Historical comments on initial TAP V1 RFC period

Comments from the community

  • May I once more request that the note in 2.3.4 recommends an empty string as the system when columns references are used and tells the system to insert the system actually used? Without this, it becomes virtually impossible to write spatial queries running on services using different coordinate systems (this would require an editorial change in the paragraph above to allow an empty string in addition to STC's reference frames. -- MarkusDemleitner

  • Isn't there a requirement for implementations or prototypes before a standard can go to RFC? Please can somebody post the service URLs of these, so that I can try out TAP for real? -- Roy Williams

It appears that the appearance of a formal RFC has frozen comments on TAP except for Roy's question. So let me try to restart things...

First, it seems like there was quite a bit of discussion of TAP ongoing at the time this RFC was started. I think it would have been desirable to write another draft attempting to accommodate the ongoing discussion before the RFC, but perhaps that was not possible.

Second: I've submitted two sets of detailed comments in the DAL list. I don't intend to repeat all of them here, but I would like to reiterate the overarching theme of many of both the substantive and editorial concepts: the TAP standard should be disentangled from the HTTP standards it is built upon. E.g., editorially TAP should say that it uses the standard HTTP conventions for keyword names and values but the current example practice where we use pseudo (i.e., improperly encoded) URL fragments is confusing and wrong. It's not the case that parameters are necessarily joined using &'s. Any Web page is free to use the Multi-part mime-type encoding even if it does not upload files. This is a detail of the HTTP implementation that TAP should not expose.

The major substantive change that I (strongly) suggest -- that we not tie the idea of file uploads to a particular kind of HTTP parameter but simply establish a keyword namespace (or namespaces) for file uploads -- similarly distinguishes TAP and HTTP. TAP should use the abstraction of keyword/value pairs from the HTTP standard. If it is properly layered on top of HTTP, it does not worry about the details of how these are encoded -- that's outside of its purview. So if a keyword happens to be in the table upload name space, then the value of that keyword is a table upload -- regardless of its encoding. In practice that will likely use a <input type=file> entry on some Web form. But there is nothing gained by our mandating that any such data is a table upload -- and very significant cost. For instance we preclude file uploads being used compatibly for any other purpose

I have no problem with a non-normative appendix discussing HTTP and giving examples of how TAP requests might be sent over it.

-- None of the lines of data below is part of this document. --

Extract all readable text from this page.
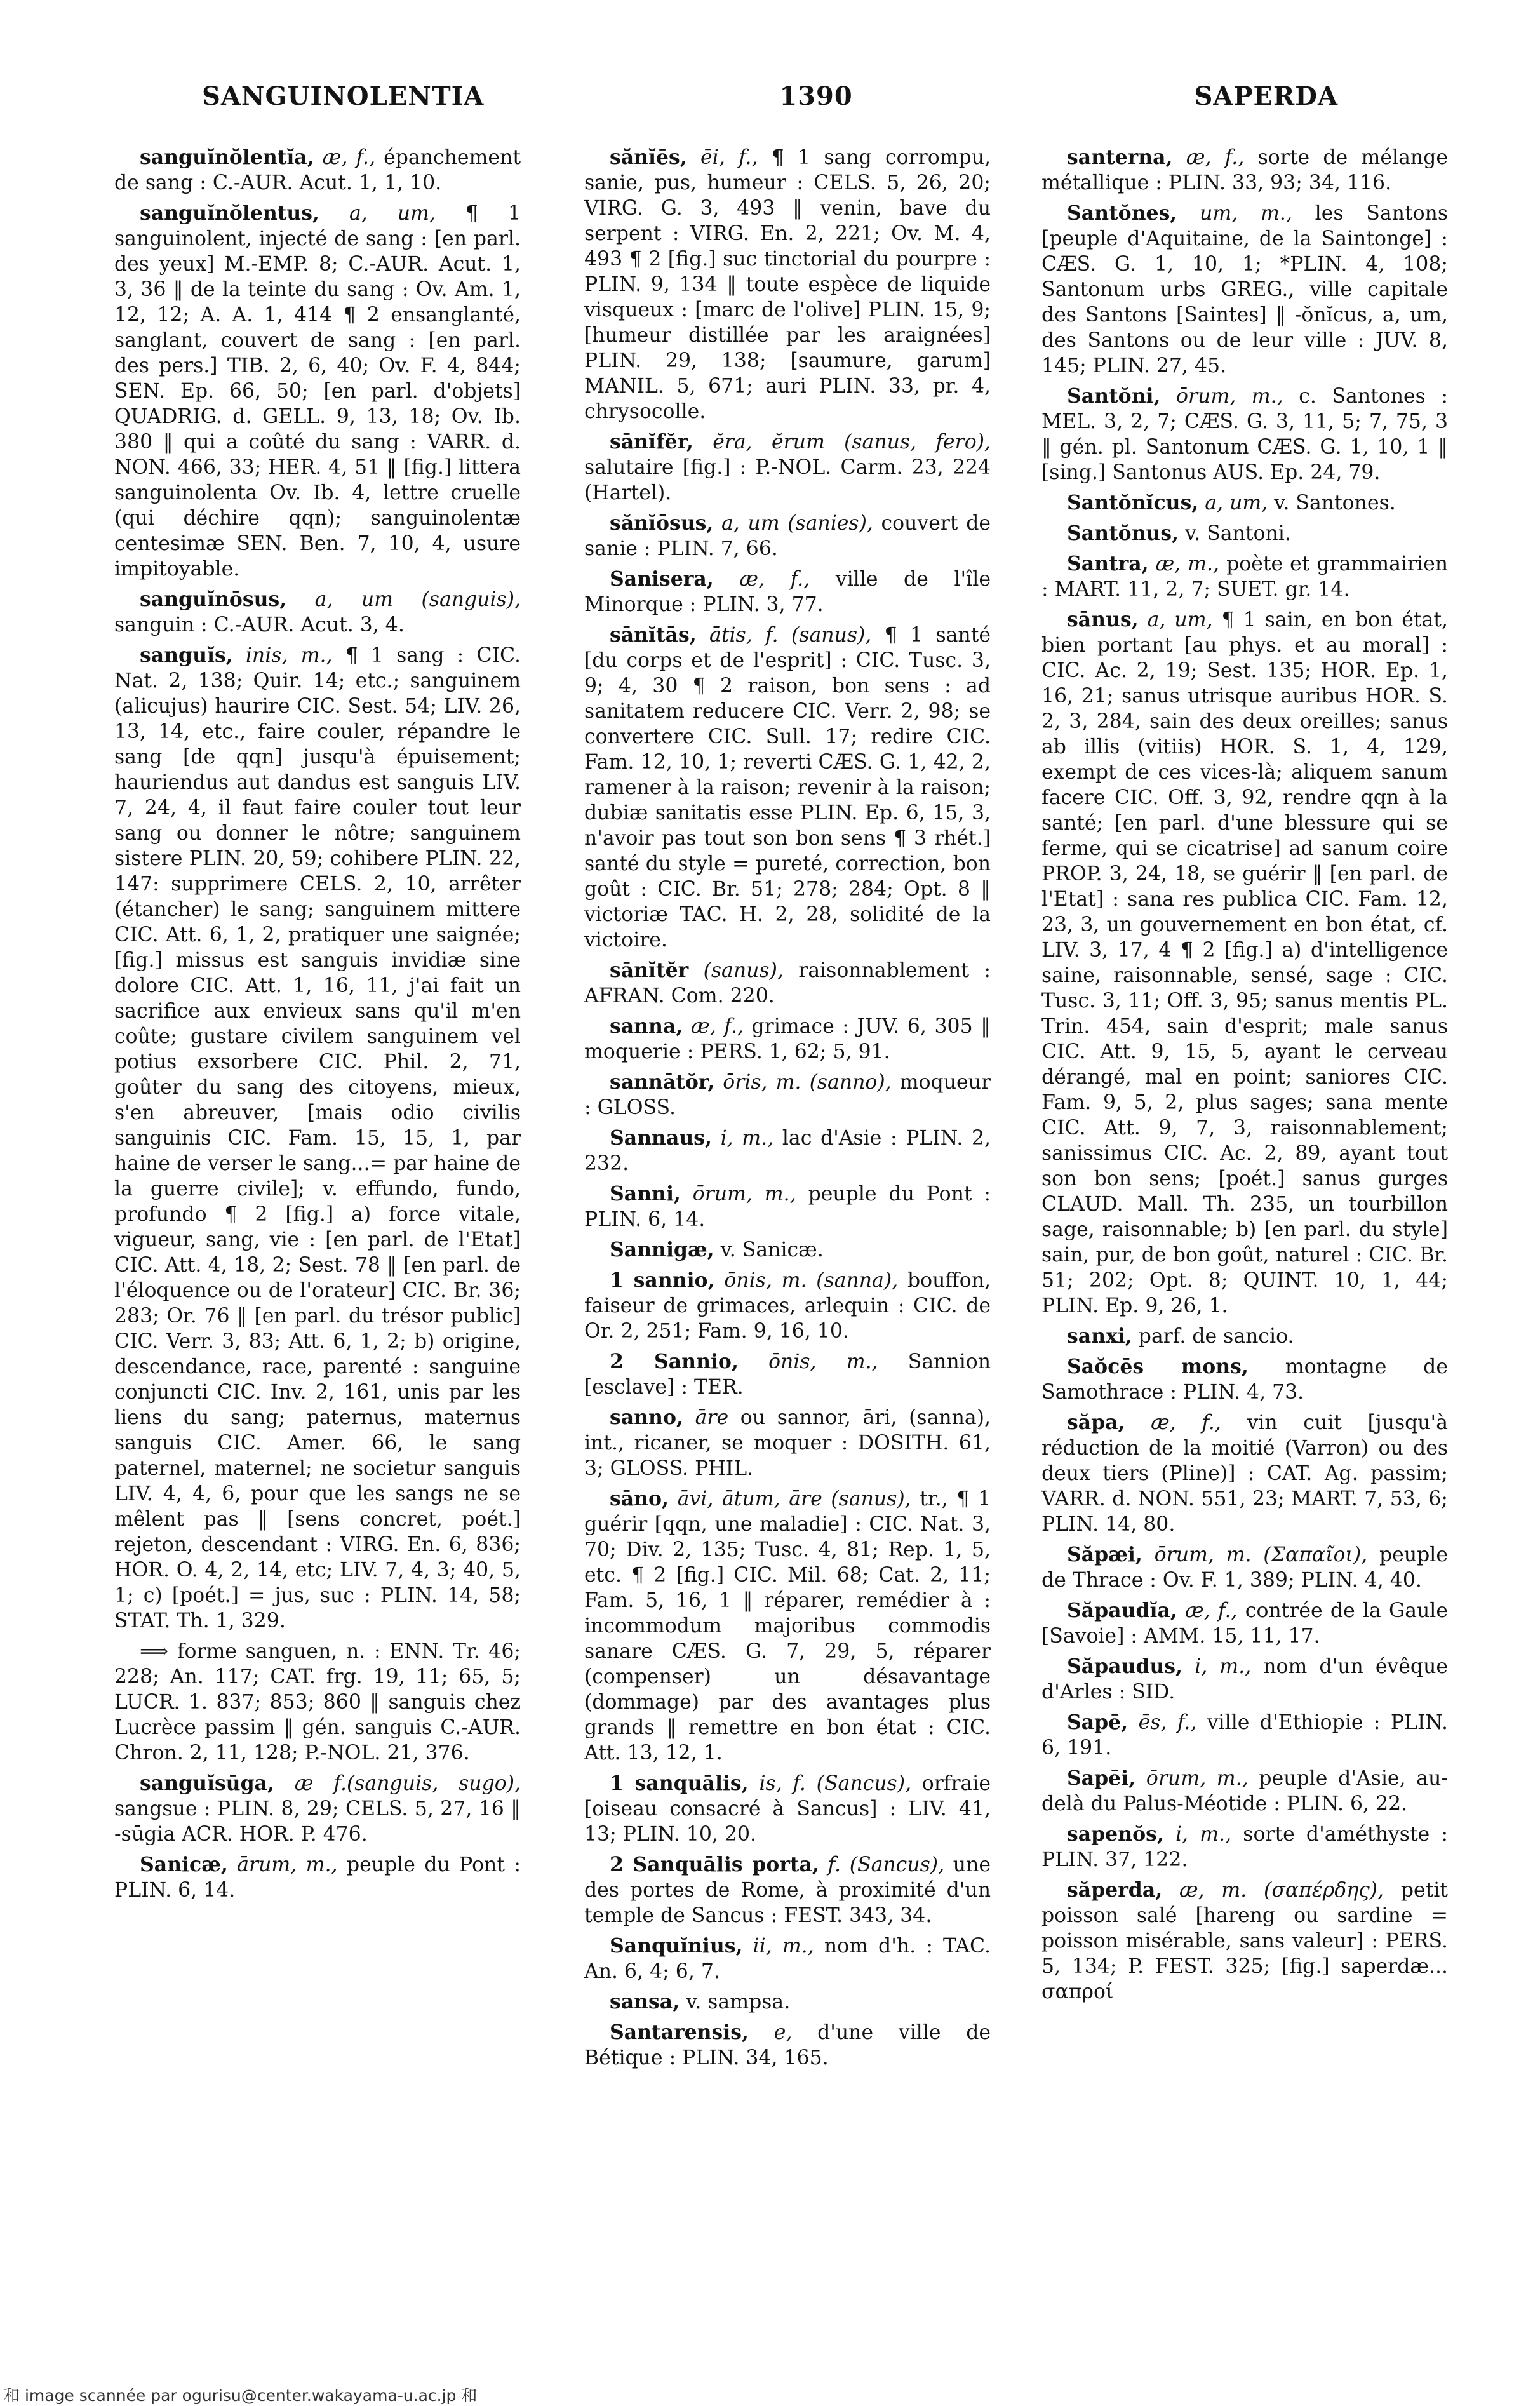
SANGUINOLENTIA	1390	SAPERDA

sanguĭnŏlentĭa, æ, f., épanchement de sang : C.-AUR. Acut. 1, 1, 10.

sanguĭnŏlentus, a, um, ¶ 1 sanguinolent, injecté de sang : [en parl. des yeux] M.-EMP. 8; C.-AUR. Acut. 1, 3, 36 ‖ de la teinte du sang : Ov. Am. 1, 12, 12; A. A. 1, 414 ¶ 2 ensanglanté, sanglant, couvert de sang : [en parl. des pers.] TIB. 2, 6, 40; Ov. F. 4, 844; SEN. Ep. 66, 50; [en parl. d'objets] QUADRIG. d. GELL. 9, 13, 18; Ov. Ib. 380 ‖ qui a coûté du sang : VARR. d. NON. 466, 33; HER. 4, 51 ‖ [fig.] littera sanguinolenta Ov. Ib. 4, lettre cruelle (qui déchire qqn); sanguinolentæ centesimæ SEN. Ben. 7, 10, 4, usure impitoyable.

sanguĭnōsus, a, um (sanguis), sanguin : C.-AUR. Acut. 3, 4.

sanguĭs, inis, m., ¶ 1 sang : CIC. Nat. 2, 138; Quir. 14; etc.; sanguinem (alicujus) haurire CIC. Sest. 54; LIV. 26, 13, 14, etc., faire couler, répandre le sang [de qqn] jusqu'à épuisement; hauriendus aut dandus est sanguis LIV. 7, 24, 4, il faut faire couler tout leur sang ou donner le nôtre; sanguinem sistere PLIN. 20, 59; cohibere PLIN. 22, 147: supprimere CELS. 2, 10, arrêter (étancher) le sang; sanguinem mittere CIC. Att. 6, 1, 2, pratiquer une saignée; [fig.] missus est sanguis invidiæ sine dolore CIC. Att. 1, 16, 11, j'ai fait un sacrifice aux envieux sans qu'il m'en coûte; gustare civilem sanguinem vel potius exsorbere CIC. Phil. 2, 71, goûter du sang des citoyens, mieux, s'en abreuver, [mais odio civilis sanguinis CIC. Fam. 15, 15, 1, par haine de verser le sang...= par haine de la guerre civile]; v. effundo, fundo, profundo ¶ 2 [fig.] a) force vitale, vigueur, sang, vie : [en parl. de l'Etat] CIC. Att. 4, 18, 2; Sest. 78 ‖ [en parl. de l'éloquence ou de l'orateur] CIC. Br. 36; 283; Or. 76 ‖ [en parl. du trésor public] CIC. Verr. 3, 83; Att. 6, 1, 2; b) origine, descendance, race, parenté : sanguine conjuncti CIC. Inv. 2, 161, unis par les liens du sang; paternus, maternus sanguis CIC. Amer. 66, le sang paternel, maternel; ne societur sanguis LIV. 4, 4, 6, pour que les sangs ne se mêlent pas ‖ [sens concret, poét.] rejeton, descendant : VIRG. En. 6, 836; HOR. O. 4, 2, 14, etc; LIV. 7, 4, 3; 40, 5, 1; c) [poét.] = jus, suc : PLIN. 14, 58; STAT. Th. 1, 329.

⟹ forme sanguen, n. : ENN. Tr. 46; 228; An. 117; CAT. frg. 19, 11; 65, 5; LUCR. 1. 837; 853; 860 ‖ sanguis chez Lucrèce passim ‖ gén. sanguis C.-AUR. Chron. 2, 11, 128; P.-NOL. 21, 376.

sanguĭsūga, æ f.(sanguis, sugo), sangsue : PLIN. 8, 29; CELS. 5, 27, 16 ‖ -sūgia ACR. HOR. P. 476.

Sanicæ, ārum, m., peuple du Pont : PLIN. 6, 14.

sănĭēs, ēi, f., ¶ 1 sang corrompu, sanie, pus, humeur : CELS. 5, 26, 20; VIRG. G. 3, 493 ‖ venin, bave du serpent : VIRG. En. 2, 221; Ov. M. 4, 493 ¶ 2 [fig.] suc tinctorial du pourpre : PLIN. 9, 134 ‖ toute espèce de liquide visqueux : [marc de l'olive] PLIN. 15, 9; [humeur distillée par les araignées] PLIN. 29, 138; [saumure, garum] MANIL. 5, 671; auri PLIN. 33, pr. 4, chrysocolle.

sānĭfĕr, ĕra, ĕrum (sanus, fero), salutaire [fig.] : P.-NOL. Carm. 23, 224 (Hartel).

sănĭōsus, a, um (sanies), couvert de sanie : PLIN. 7, 66.

Sanisera, æ, f., ville de l'île Minorque : PLIN. 3, 77.

sānĭtās, ātis, f. (sanus), ¶ 1 santé [du corps et de l'esprit] : CIC. Tusc. 3, 9; 4, 30 ¶ 2 raison, bon sens : ad sanitatem reducere CIC. Verr. 2, 98; se convertere CIC. Sull. 17; redire CIC. Fam. 12, 10, 1; reverti CÆS. G. 1, 42, 2, ramener à la raison; revenir à la raison; dubiæ sanitatis esse PLIN. Ep. 6, 15, 3, n'avoir pas tout son bon sens ¶ 3 rhét.] santé du style = pureté, correction, bon goût : CIC. Br. 51; 278; 284; Opt. 8 ‖ victoriæ TAC. H. 2, 28, solidité de la victoire.

sānĭtĕr (sanus), raisonnablement : AFRAN. Com. 220.

sanna, æ, f., grimace : JUV. 6, 305 ‖ moquerie : PERS. 1, 62; 5, 91.

sannātŏr, ōris, m. (sanno), moqueur : GLOSS.

Sannaus, i, m., lac d'Asie : PLIN. 2, 232.

Sanni, ōrum, m., peuple du Pont : PLIN. 6, 14.

Sannigæ, v. Sanicæ.

1 sannio, ōnis, m. (sanna), bouffon, faiseur de grimaces, arlequin : CIC. de Or. 2, 251; Fam. 9, 16, 10.

2 Sannio, ōnis, m., Sannion [esclave] : TER.

sanno, āre ou sannor, āri, (sanna), int., ricaner, se moquer : DOSITH. 61, 3; GLOSS. PHIL.

sāno, āvi, ātum, āre (sanus), tr., ¶ 1 guérir [qqn, une maladie] : CIC. Nat. 3, 70; Div. 2, 135; Tusc. 4, 81; Rep. 1, 5, etc. ¶ 2 [fig.] CIC. Mil. 68; Cat. 2, 11; Fam. 5, 16, 1 ‖ réparer, remédier à : incommodum majoribus commodis sanare CÆS. G. 7, 29, 5, réparer (compenser) un désavantage (dommage) par des avantages plus grands ‖ remettre en bon état : CIC. Att. 13, 12, 1.

1 sanquālis, is, f. (Sancus), orfraie [oiseau consacré à Sancus] : LIV. 41, 13; PLIN. 10, 20.

2 Sanquālis porta, f. (Sancus), une des portes de Rome, à proximité d'un temple de Sancus : FEST. 343, 34.

Sanquĭnius, ii, m., nom d'h. : TAC. An. 6, 4; 6, 7.

sansa, v. sampsa.

Santarensis, e, d'une ville de Bétique : PLIN. 34, 165.

santerna, æ, f., sorte de mélange métallique : PLIN. 33, 93; 34, 116.

Santŏnes, um, m., les Santons [peuple d'Aquitaine, de la Saintonge] : CÆS. G. 1, 10, 1; *PLIN. 4, 108; Santonum urbs GREG., ville capitale des Santons [Saintes] ‖ -ŏnĭcus, a, um, des Santons ou de leur ville : JUV. 8, 145; PLIN. 27, 45.

Santŏni, ōrum, m., c. Santones : MEL. 3, 2, 7; CÆS. G. 3, 11, 5; 7, 75, 3 ‖ gén. pl. Santonum CÆS. G. 1, 10, 1 ‖ [sing.] Santonus AUS. Ep. 24, 79.

Santŏnĭcus, a, um, v. Santones.

Santŏnus, v. Santoni.

Santra, æ, m., poète et grammairien : MART. 11, 2, 7; SUET. gr. 14.

sānus, a, um, ¶ 1 sain, en bon état, bien portant [au phys. et au moral] : CIC. Ac. 2, 19; Sest. 135; HOR. Ep. 1, 16, 21; sanus utrisque auribus HOR. S. 2, 3, 284, sain des deux oreilles; sanus ab illis (vitiis) HOR. S. 1, 4, 129, exempt de ces vices-là; aliquem sanum facere CIC. Off. 3, 92, rendre qqn à la santé; [en parl. d'une blessure qui se ferme, qui se cicatrise] ad sanum coire PROP. 3, 24, 18, se guérir ‖ [en parl. de l'Etat] : sana res publica CIC. Fam. 12, 23, 3, un gouvernement en bon état, cf. LIV. 3, 17, 4 ¶ 2 [fig.] a) d'intelligence saine, raisonnable, sensé, sage : CIC. Tusc. 3, 11; Off. 3, 95; sanus mentis PL. Trin. 454, sain d'esprit; male sanus CIC. Att. 9, 15, 5, ayant le cerveau dérangé, mal en point; saniores CIC. Fam. 9, 5, 2, plus sages; sana mente CIC. Att. 9, 7, 3, raisonnablement; sanissimus CIC. Ac. 2, 89, ayant tout son bon sens; [poét.] sanus gurges CLAUD. Mall. Th. 235, un tourbillon sage, raisonnable; b) [en parl. du style] sain, pur, de bon goût, naturel : CIC. Br. 51; 202; Opt. 8; QUINT. 10, 1, 44; PLIN. Ep. 9, 26, 1.

sanxi, parf. de sancio.

Saŏcēs mons, montagne de Samothrace : PLIN. 4, 73.

săpa, æ, f., vin cuit [jusqu'à réduction de la moitié (Varron) ou des deux tiers (Pline)] : CAT. Ag. passim; VARR. d. NON. 551, 23; MART. 7, 53, 6; PLIN. 14, 80.

Săpæi, ōrum, m. (Σαπαῖοι), peuple de Thrace : Ov. F. 1, 389; PLIN. 4, 40.

Săpaudĭa, æ, f., contrée de la Gaule [Savoie] : AMM. 15, 11, 17.

Săpaudus, i, m., nom d'un évêque d'Arles : SID.

Sapē, ēs, f., ville d'Ethiopie : PLIN. 6, 191.

Sapēi, ōrum, m., peuple d'Asie, au-delà du Palus-Méotide : PLIN. 6, 22.

sapenŏs, i, m., sorte d'améthyste : PLIN. 37, 122.

săperda, æ, m. (σαπέρδης), petit poisson salé [hareng ou sardine = poisson misérable, sans valeur] : PERS. 5, 134; P. FEST. 325; [fig.] saperdæ... σαπροί

和 image scannée par ogurisu@center.wakayama-u.ac.jp 和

  • Comments on Chapter 2, sent to dal mailing list, 12/08/09, by AlbertoMicol

Issues from the mailing list just before and during the RFC period, 2009-08-28, collated here by PatrickDowler

0. purely editorial issues not listed here

1. sec 2.3.6 arbitrarily limits the VOTable to TABLEDATA format

assessment: minor change to remove limitation

2. sec 2.2.2 says "single result" and 2.7.1 says "single table"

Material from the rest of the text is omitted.